Case 2: All $n+1$ element subsets have all of their n-element subsets in one class. Look at any 2 n-element subsets $a_1$ and $a_p$. Then we can create a path $a_1,a_2,...,a_p$ s.t. any 2 consecutive terms belong to the same n+1-element subset.(i.e. we change 1 element each time.) Thus, $a_1$ and $a_p$ are in the same class and we see that all subsets are in one class. Obviously we can find $k$ disjoint subsets of size n.

The question is asking for the case when $k=n$ which we have proved.

### Solution 2

Call an $n+1$-element subset of $S$ separable if it has a subset in each class of the partition. We recursively build a set $Q$ of disjoint separable subsets of $S$: begin with $Q$ empty and at each step if there is a separable subset which is disjoint from all sets in $Q$ add that set to $Q$. The process terminates when every separable subset intersects a set in $Q$. Let $T$ be the set of elements in $S$ which are not in any set in $Q$. We claim that one class contains every $n$-element subset of $T$.

Suppose that $a_1, a_2, \ldots a_k$ are elements of $T$. Denote by $A_i$ the set $\left\{a_i, a_{i+1}, \ldots a_{i+n-1}\right\}$. Note that for each $i$, $A_i \cup A_{i+1}$ is not separable, so that $A_i$ and $A_{i+1}$ are in the same class. But then $A_i$ is in the same class for each $1 \leq i \leq k - n + 1$ — in particular, $A_1$ and $A_{k-n+1}$ are in the same class. But for any two sets we may construct such a sequence with $A_1$ equal to one and $A_{k-n+1}$ equal to the other.

We are now ready to construct our $n$ disjoint sets. Suppose that $|Q| = q$. Then $|T| = (n+1)(n-q) - 1 \geq n(n-q)$, so we may select $n - q$ disjoint $n$-element subsets of $T$. Then for each of the $q$ sets in $Q$, we may select a subset which is in the same class as all the subsets of $T$, for a total of $n$ disjoint sets.

### Solution 3

In order to apply induction, we generalize the result to be proved so that it reads as follows:

Proposition.
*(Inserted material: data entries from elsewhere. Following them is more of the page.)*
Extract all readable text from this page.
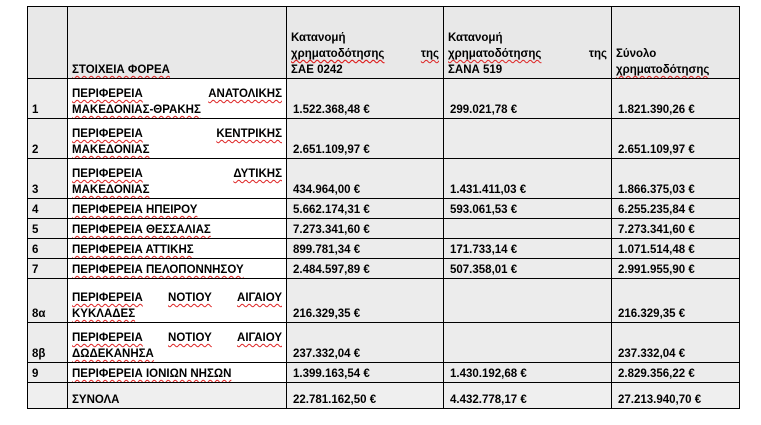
	ΣΤΟΙΧΕΙΑ ΦΟΡΕΑ	Κατανομή
χρηματοδότησης της
ΣΑΕ 0242	Κατανομή
χρηματοδότησης της
ΣΑΝΑ 519	Σύνολο
χρηματοδότησης

1	ΠΕΡΙΦΕΡΕΙΑ ΑΝΑΤΟΛΙΚΗΣ
ΜΑΚΕΔΟΝΙΑΣ-ΘΡΑΚΗΣ	1.522.368,48 €	299.021,78 €	1.821.390,26 €
2	ΠΕΡΙΦΕΡΕΙΑ ΚΕΝΤΡΙΚΗΣ
ΜΑΚΕΔΟΝΙΑΣ	2.651.109,97 €		2.651.109,97 €
3	ΠΕΡΙΦΕΡΕΙΑ ΔΥΤΙΚΗΣ
ΜΑΚΕΔΟΝΙΑΣ	434.964,00 €	1.431.411,03 €	1.866.375,03 €
4	ΠΕΡΙΦΕΡΕΙΑ ΗΠΕΙΡΟΥ	5.662.174,31 €	593.061,53 €	6.255.235,84 €
5	ΠΕΡΙΦΕΡΕΙΑ ΘΕΣΣΑΛΙΑΣ	7.273.341,60 €		7.273.341,60 €
6	ΠΕΡΙΦΕΡΕΙΑ ΑΤΤΙΚΗΣ	899.781,34 €	171.733,14 €	1.071.514,48 €
7	ΠΕΡΙΦΕΡΕΙΑ ΠΕΛΟΠΟΝΝΗΣΟΥ	2.484.597,89 €	507.358,01 €	2.991.955,90 €
8α	ΠΕΡΙΦΕΡΕΙΑ ΝΟΤΙΟΥ ΑΙΓΑΙΟΥ
ΚΥΚΛΑΔΕΣ	216.329,35 €		216.329,35 €
8β	ΠΕΡΙΦΕΡΕΙΑ ΝΟΤΙΟΥ ΑΙΓΑΙΟΥ
ΔΩΔΕΚΑΝΗΣΑ	237.332,04 €		237.332,04 €
9	ΠΕΡΙΦΕΡΕΙΑ ΙΟΝΙΩΝ ΝΗΣΩΝ	1.399.163,54 €	1.430.192,68 €	2.829.356,22 €
	ΣΥΝΟΛΑ	22.781.162,50 €	4.432.778,17 €	27.213.940,70 €
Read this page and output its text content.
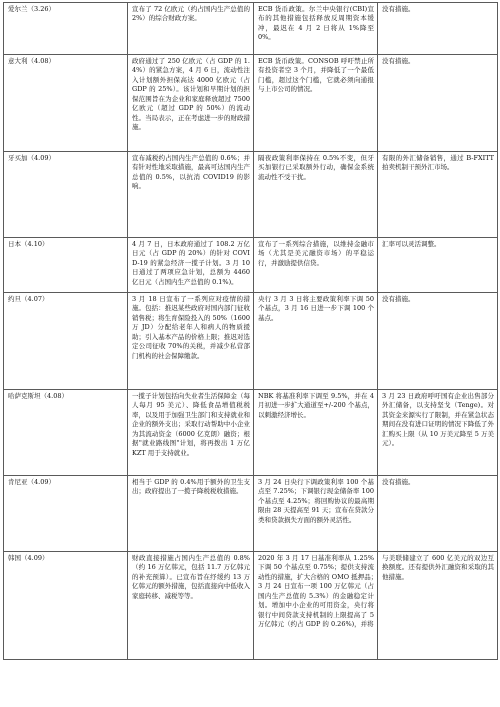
爱尔兰（3.26）	宣布了 72 亿欧元（约占国内生产总值的 2%）的综合财政方案。	ECB 货币政策。尔兰中央银行(CBI)宣布的其他措施包括释放反周期资本缓冲，最迟在 4 月 2 日将从 1%降至 0%。	没有措施。
意大利（4.08）	政府通过了 250 亿欧元（占 GDP 的 1.4%）的紧急方案，4 月 6 日，流动性注入计划额外担保高达 4000 亿欧元（占 GDP 的 25%）。该计划和早期计划的担保范围旨在为企业和家庭释放超过 7500 亿欧元（超过 GDP 的 50%）的流动性。当局表示，正在考虑进一步的财政措施。	ECB 货币政策。CONSOB 呼吁禁止所有投资者空 3 个月，并降低了一个最低门槛，超过这个门槛，它就必须向通报与上市公司的情况。	没有措施。
牙买加（4.09）	宣布减税约占国内生产总值的 0.6%；并有针对性地采取措施，最高可达国内生产总值的 0.5%，以抗消 COVID19 的影响。	隔夜政策利率保持在 0.5%不变，但牙买加银行已采取额外行动，确保金系统流动性不受干扰。	有限的外汇储备销售，通过 B-FXITT 拍卖机制干预外汇市场。
日本（4.10）	4 月 7 日，日本政府通过了 108.2 万亿日元（占 GDP 的 20%）的针对 COVID-19 的紧急经济一揽子计划。3 月 10 日通过了两项应急计划，总额为 4460 亿日元（占国内生产总值的 0.1%)。	宣布了一系列综合措施，以维持金融市场（尤其是美元融资市场）的平稳运行，并激励提供信贷。	汇率可以灵活调整。
约旦（4.07）	3 月 18 日宣布了一系列应对疫情的措施。包括：推迟某些政府对国内部门征收销售税；将生育保险投入的 50%（1600 万 JD）分配给老年人和病人的物质援助；引入基本产品的价格上限；推迟对选定公司征收 70%的关税，并减少私营部门机构的社会保障缴款。	央行 3 月 3 日将主要政策利率下调 50 个基点，3 月 16 日进一步下调 100 个基点。	没有措施。
哈萨克斯坦（4.08）	一揽子计划包括向失业者生活保障金（每人每月 95 美元）、降低食品增值税税率，以及用于加强卫生部门和支持就业和企业的额外支出；采取行动帮助中小企业为其流动资金（6000 亿克朗）融资；根据"就业路线图"计划，将再拨出 1 万亿 KZT 用于支持就业。	NBK 将基准利率下调至 9.5%，并在 4 月初进一步扩大通道至+/-200 个基点，以刺激经济增长。	3 月 23 日政府呼吁国有企业出售部分外汇储备，以支持坚戈（Tenge)。对其资金来源实行了限制，并在紧急状态期间在没有进口证明的情况下降低了外汇购买上限（从 10 万美元降至 5 万美元）。
肯尼亚（4.09）	相当于 GDP 的 0.4%用于额外的卫生支出；政府提出了一揽子降税税收措施。	3 月 24 日央行下调政策利率 100 个基点至 7.25%；下调银行现金储备率 100 个基点至 4.25%；将回购协议的最高期限由 28 天提高至 91 天；宣布在贷款分类和贷款损失方面的额外灵活性。	没有措施。
韩国（4.09）	财政直接措施占国内生产总值的 0.8%（约 16 万亿韩元，包括 11.7 万亿韩元的补充预算）。已宣布旨在纾缓约 13 万亿韩元的额外措施，包括直接向中低收入家庭转移、减税等等。	2020 年 3 月 17 日基准利率从 1.25%下调 50 个基点至 0.75%；提供支持流动性的措施，扩大合格的 OMO 抵押品；　　　　3 月 24 日宣布一项 100 万亿韩元（占国内生产总值的 5.3%）的金融稳定计划。增加中小企业的可用资金，央行将银行中间贷款支持机制的上限提高了 5 万亿韩元（约占 GDP 的 0.26%)，并将	与美联储建立了 600 亿美元的双边互换额度。还有提供外汇融资和采取的其他措施。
If the $n$-element subsets of a set $S$ with $(n + 1)m - 1$ elements are partitioned into two classes, then there are at least $m$ pairwise disjoint sets in the same class.

Proof. Fix $n$ and proceed by induction on $m$. The case of $m = 1$ is trivial. Assume $m > 1$ and that the proposition is true for $m - 1$. Let $\mathcal{P}$ be the partition of the $n$-element subsets into two classes. If all the $n$-element subsets belong to the same class, the result is obvious. Otherwise select two $n$-element subsets $A$ and $B$ from different classes so that their intersection has maximal size. It is easy to see that $|A\cap B| = n - 1$. (If $|A\cap B| = k < n - 1$, then build $C$ from $B$ by replacing some element not in $A\cap B$ with an element of $A$ not already in $B$. Then $|A\cap C| = k + 1$ and $|B\cap C| = n - 1$ and either $A$ and $C$ or $B$ and $C$ are in different classes.) Removing $A\cup B$ from $S$, there are $(n + 1)(m - 1) - 1$ elements left. On this set the partition induced by $\mathcal{P}$ has, by the inductive hypothesis, $m - 1$ pairwise disjoint sets in the same class. Adding either $A$ or $B$ as appropriate gives $m$ pairwise disjoint sets in the same class. $\blacksquare$

Remark: The value $n^2 + n - 1$ is sharp. A set $S$ with $n^2 + n - 2$ elements can be split into a set $A$ with $n^2 - 1$ elements and a set $B$ of $n - 1$ elements. Let one class consist of all $n$-element subsets of $A$ and the other consist of all $n$-element subsets that intersect $B$. Then neither class contains $n$ pairwise disjoint sets.